Two companies of saints respond to that great commanding shout in I Thessalonians 4:13-18: (A) The dead in Christ (hoi nekroi en Christo) shall rise first” (v16). The same verb used of Christ (v14) is used here of the resurrection of His own. The limiting phrase, “in Christ,” shows that this resurrection is confined to believers who have died from Pentecost, the incorporation of the Church. This limitation is supported by a number of Scriptural arguments. (a) The phrase “in Christ” is the NT term used only of believers in this gospel age. (b) The phrase “they that are Christ’s” (1Cor 15:23) is wider and includes believers of every age; but there are different “orders” or “ranks” in the resurrection unto life. Believers in the Church are just one of the ranks: “but every man in his own order.” (c) The resurrection of OT saints must be left where the OT places it in the divine timetable, at the close of the Tribulation period (Dan 12:1-2). Any interpretation that spiritualizes this resurrection to make it refer to the spiritual recovery of the nation of Israel stands self-condemned, misinterprets the passage, and misreads the context. This resurrection will include believers who have died in the Tribulation period (Rev 20:4-6).
(B) “We which are alive and remain” (hemeis hoi zontes perileipomenoi); living believers comprise the second company. Responding to that summons, their very bodies changing (1Cor 15:51-57), rising, they mingle and become one company (sun autois). Simultaneously, they are “caught up together.” The verb (harpazo) inherently has the idea of force in it: “take by force” (John 6:15) or “pluck away” (John 10:28); but “catch up or catch away” is a good translation. So translated on five other occasions in the AV (Matt 13:19; Acts 8:39; 2Cor 12:2, 4; Rev 12:5), it simply implies a swift, sudden removal of each believer by a superior force. In the Vulgate, the Latin word used by Jerome (345-420 BC) for harpazo is rapio, rapere, which translates into English as “to tear, to snatch, to carry off, to seize quickly.” It is by this Latin-based word that, in more recent times, believers have come to refer to this event as the Rapture. Such an endearing term delights our hearts.

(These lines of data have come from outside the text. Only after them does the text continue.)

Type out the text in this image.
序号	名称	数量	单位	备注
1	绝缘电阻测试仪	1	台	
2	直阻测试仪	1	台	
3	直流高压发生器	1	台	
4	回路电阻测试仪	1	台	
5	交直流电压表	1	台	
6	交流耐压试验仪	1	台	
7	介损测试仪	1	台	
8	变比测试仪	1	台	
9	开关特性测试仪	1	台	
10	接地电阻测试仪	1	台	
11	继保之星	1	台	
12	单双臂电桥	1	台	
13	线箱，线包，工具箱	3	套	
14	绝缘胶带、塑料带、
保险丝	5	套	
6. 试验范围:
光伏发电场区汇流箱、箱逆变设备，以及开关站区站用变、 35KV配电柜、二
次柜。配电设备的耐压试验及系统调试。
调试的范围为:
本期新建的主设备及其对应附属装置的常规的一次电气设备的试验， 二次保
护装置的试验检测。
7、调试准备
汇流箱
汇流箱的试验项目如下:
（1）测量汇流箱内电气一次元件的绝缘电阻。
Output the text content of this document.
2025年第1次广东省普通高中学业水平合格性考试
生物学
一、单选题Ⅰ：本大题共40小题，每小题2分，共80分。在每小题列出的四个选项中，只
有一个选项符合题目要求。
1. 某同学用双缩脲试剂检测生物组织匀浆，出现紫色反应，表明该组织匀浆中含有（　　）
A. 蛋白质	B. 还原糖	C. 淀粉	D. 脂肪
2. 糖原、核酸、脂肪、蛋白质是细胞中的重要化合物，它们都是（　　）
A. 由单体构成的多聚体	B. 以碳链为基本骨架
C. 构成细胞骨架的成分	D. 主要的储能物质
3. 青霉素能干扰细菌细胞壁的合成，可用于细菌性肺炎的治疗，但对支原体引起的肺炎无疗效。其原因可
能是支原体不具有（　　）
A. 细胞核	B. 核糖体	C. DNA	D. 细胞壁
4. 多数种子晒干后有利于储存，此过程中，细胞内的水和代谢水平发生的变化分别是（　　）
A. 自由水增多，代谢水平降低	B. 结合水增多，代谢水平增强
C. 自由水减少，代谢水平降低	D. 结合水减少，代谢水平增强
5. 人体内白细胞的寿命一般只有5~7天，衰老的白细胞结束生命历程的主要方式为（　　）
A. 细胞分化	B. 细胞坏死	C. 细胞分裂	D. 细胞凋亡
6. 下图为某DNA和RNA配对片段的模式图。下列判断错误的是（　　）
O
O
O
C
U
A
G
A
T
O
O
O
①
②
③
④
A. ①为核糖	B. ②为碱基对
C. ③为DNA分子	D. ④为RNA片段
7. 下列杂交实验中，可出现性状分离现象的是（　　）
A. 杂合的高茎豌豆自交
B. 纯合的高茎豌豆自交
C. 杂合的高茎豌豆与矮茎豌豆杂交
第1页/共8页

First Thessalonians 4 deals with the problem of saints who have died before the Lord comes for the Church. In 1 Corinthians 15:51-57, the apostle has to consider a different angle – the problem posed by saints who are alive when the Lord comes. The dead saints, in this case, offer no problem. Their bodies, in rising from the grave, put on the incorruptible body patterned on Christ’s body. Since “flesh and blood cannot inherit the kingdom of God” (v50), the bodies of living saints must be changed. Paul writes, “Behold I show you a mystery; we shall not all sleep, but we shall all be changed, in a moment in the twinkling of an eye, at the last trump” (v51). In 1 Thessalonians 4:16, the same trumpet is mentioned. For living believers, it is the signal for being clothed upon with the new body fitted for the kingdom. Incorruptibility and immortality belong inherently to this body (Phil 3:20-21). The change takes place in an instant of time; so quickly it cannot be measured by human technology.
At His ascension “a cloud received Him out of their sight” (Acts 1:9), and now the clouds receive the saints as they leave earth behind and move “to meet the Lord in the air” (1Thes 4:17). There is no suggestion in either passage that the clouds should be other than literal clouds, beyond which the saints have that special meeting with their Lord in the air. There is no obvious reason why air should not carry its normal NT meaning of “atmosphere,” so it will be behind the clouds in the atmosphere of the heavens, in its nearness to earth, and will thus be a testimony of the triumph of the power of Christ over Satanic power, calling away His Bride from earth. In Hellenistic Greek the word “meeting” carries the thought of a ceremonial presentation to a superior dignity but perhaps, in this context, Paul makes use of the basic meaning of the word “meeting,” as the Church, the Bride, meets her Lord as the Bridegroom. What a meeting that will be!
Paul does not tell us what follows the meeting in the air. For Paul, for the troubled Thessalonians, and for us, the ultimate comfort lies in the next sentence, “and so shall we ever be with the Lord” (v17). No believer needs anything beyond this absolute assurance. Here we rest. Eternity carries not the slightest fear.